Pagamento em prestações de IRS e IRC

 

Despacho n.º 8844-B_2020

Determina que a AT deverá disponibilizar oficiosamente aos contribuintes a faculdade de pagamento em prestações, sem necessidade de prestação de garantia nos termos do Decreto-Lei n.º 492/88, de 30 de dezembro, de dívidas de imposto sobre o rendimento das pessoas singulares (IRS) e de imposto sobre o rendimento das pessoas coletivas (IRC) de valor igual ou inferior, respetivamente, a (euro) 5000 e (euro) 10 000, independentemente da apresentação do pedido.

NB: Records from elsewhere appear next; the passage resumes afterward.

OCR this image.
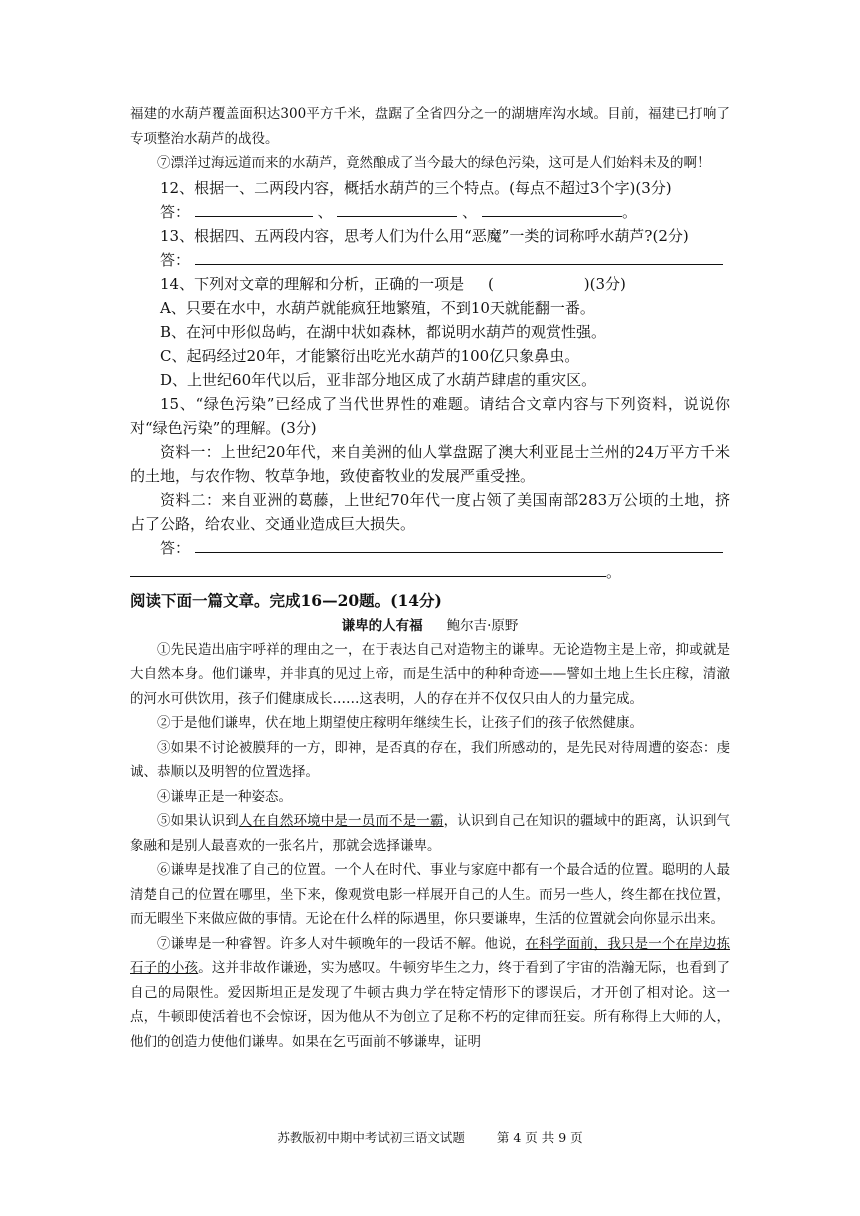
福建的水葫芦覆盖面积达300平方千米，盘踞了全省四分之一的湖塘库沟水域。目前，福建已打响了专项整治水葫芦的战役。

⑦漂洋过海远道而来的水葫芦，竟然酿成了当今最大的绿色污染，这可是人们始料未及的啊！

12、根据一、二两段内容，概括水葫芦的三个特点。(每点不超过3个字)(3分)

答：	、	、	。

13、根据四、五两段内容，思考人们为什么用“恶魔”一类的词称呼水葫芦?(2分)

答：

14、下列对文章的理解和分析，正确的一项是 (	)(3分)

A、只要在水中，水葫芦就能疯狂地繁殖，不到10天就能翻一番。

B、在河中形似岛屿，在湖中状如森林，都说明水葫芦的观赏性强。

C、起码经过20年，才能繁衍出吃光水葫芦的100亿只象鼻虫。

D、上世纪60年代以后，亚非部分地区成了水葫芦肆虐的重灾区。

15、“绿色污染”已经成了当代世界性的难题。请结合文章内容与下列资料，说说你对“绿色污染”的理解。(3分)

资料一：上世纪20年代，来自美洲的仙人掌盘踞了澳大利亚昆士兰州的24万平方千米的土地，与农作物、牧草争地，致使畜牧业的发展严重受挫。

资料二：来自亚洲的葛藤，上世纪70年代一度占领了美国南部283万公顷的土地，挤占了公路，给农业、交通业造成巨大损失。

答：

。

阅读下面一篇文章。完成16—20题。(14分)

谦卑的人有福 鲍尔吉·原野

①先民造出庙宇呼祥的理由之一，在于表达自己对造物主的谦卑。无论造物主是上帝，抑或就是大自然本身。他们谦卑，并非真的见过上帝，而是生活中的种种奇迹——譬如土地上生长庄稼，清澈的河水可供饮用，孩子们健康成长……这表明，人的存在并不仅仅只由人的力量完成。

②于是他们谦卑，伏在地上期望使庄稼明年继续生长，让孩子们的孩子依然健康。

③如果不讨论被膜拜的一方，即神，是否真的存在，我们所感动的，是先民对待周遭的姿态：虔诚、恭顺以及明智的位置选择。

④谦卑正是一种姿态。

⑤如果认识到人在自然环境中是一员而不是一霸，认识到自己在知识的疆域中的距离，认识到气象融和是别人最喜欢的一张名片，那就会选择谦卑。

⑥谦卑是找准了自己的位置。一个人在时代、事业与家庭中都有一个最合适的位置。聪明的人最清楚自己的位置在哪里，坐下来，像观赏电影一样展开自己的人生。而另一些人，终生都在找位置，而无暇坐下来做应做的事情。无论在什么样的际遇里，你只要谦卑，生活的位置就会向你显示出来。

⑦谦卑是一种睿智。许多人对牛顿晚年的一段话不解。他说，在科学面前，我只是一个在岸边拣石子的小孩。这并非故作谦逊，实为感叹。牛顿穷毕生之力，终于看到了宇宙的浩瀚无际，也看到了自己的局限性。爱因斯坦正是发现了牛顿古典力学在特定情形下的谬误后，才开创了相对论。这一点，牛顿即使活着也不会惊讶，因为他从不为创立了足称不朽的定律而狂妄。所有称得上大师的人，他们的创造力使他们谦卑。如果在乞丐面前不够谦卑，证明

苏教版初中期中考试初三语文试题	第 4 页 共 9 页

IVA suportado na compra de um veículo elétrico

Informação Vinculativa n.º  18148

Direito à dedução – IVA suportado na compra de um veiculo elétrico.

8. Tendo em consideração que o cenário de incentivo à utilização de viaturas elétricas, resultante da reforma da fiscalidade ambiental estatuída na Lei n.º 82-D/2014, de 31 de dezembro, foi concretizado no aditamento da alínea f) do n.º 2 do artigo 21.º ao CIVA, não se verifica, deste modo, a exclusão do
direito à dedução relativamente a: “Despesas relativas à aquisição, fabrico ou importação, à locação e à transformação em viaturas elétricas ou híbridas plug-in, de viaturas ligeiras de passageiros ou mistas elétricas ou híbridas plug-in, quando consideradas viaturas de turismo, cujo custo de aquisição não
exceda o definido na portaria a que se refere a alínea e) do n.º 1 do artigo 34.º do Código do IRC”, ou seja, cujo custo de aquisição não exceda os limites fixados na Portaria n.º 467/2010, de 7 de julho, que estabelece os limites para o custo de aquisição ou valor de reavaliação das viaturas ligeiras de
passageiros ou mistas adquiridas nos períodos de tributação posteriores a 01/01/2015, e que no caso de viaturas movidas exclusivamente a energia elétrica é de 62.500 € (este valor é com exclusão do IVA).

9. Nestes termos, respondendo ao questionado pela requerente, considera-se que pode deduzir o IVA suportado na aquisição de veículo movido exclusivamente a energia elétrica, desde que reúna os pressupostos da alínea f) do n.º 2 do artigo 21.º do CIVA e o valor de aquisição não exceda o definido
na Portaria n.º 467/2010, de 7 de julho.

Todos os bens adquiridos no combate à Covid-19, independentemente de constarem ou não, na Lista anexa e que faz parte da Lei nº 13/2020, podem beneficiar da Isenção de IVA?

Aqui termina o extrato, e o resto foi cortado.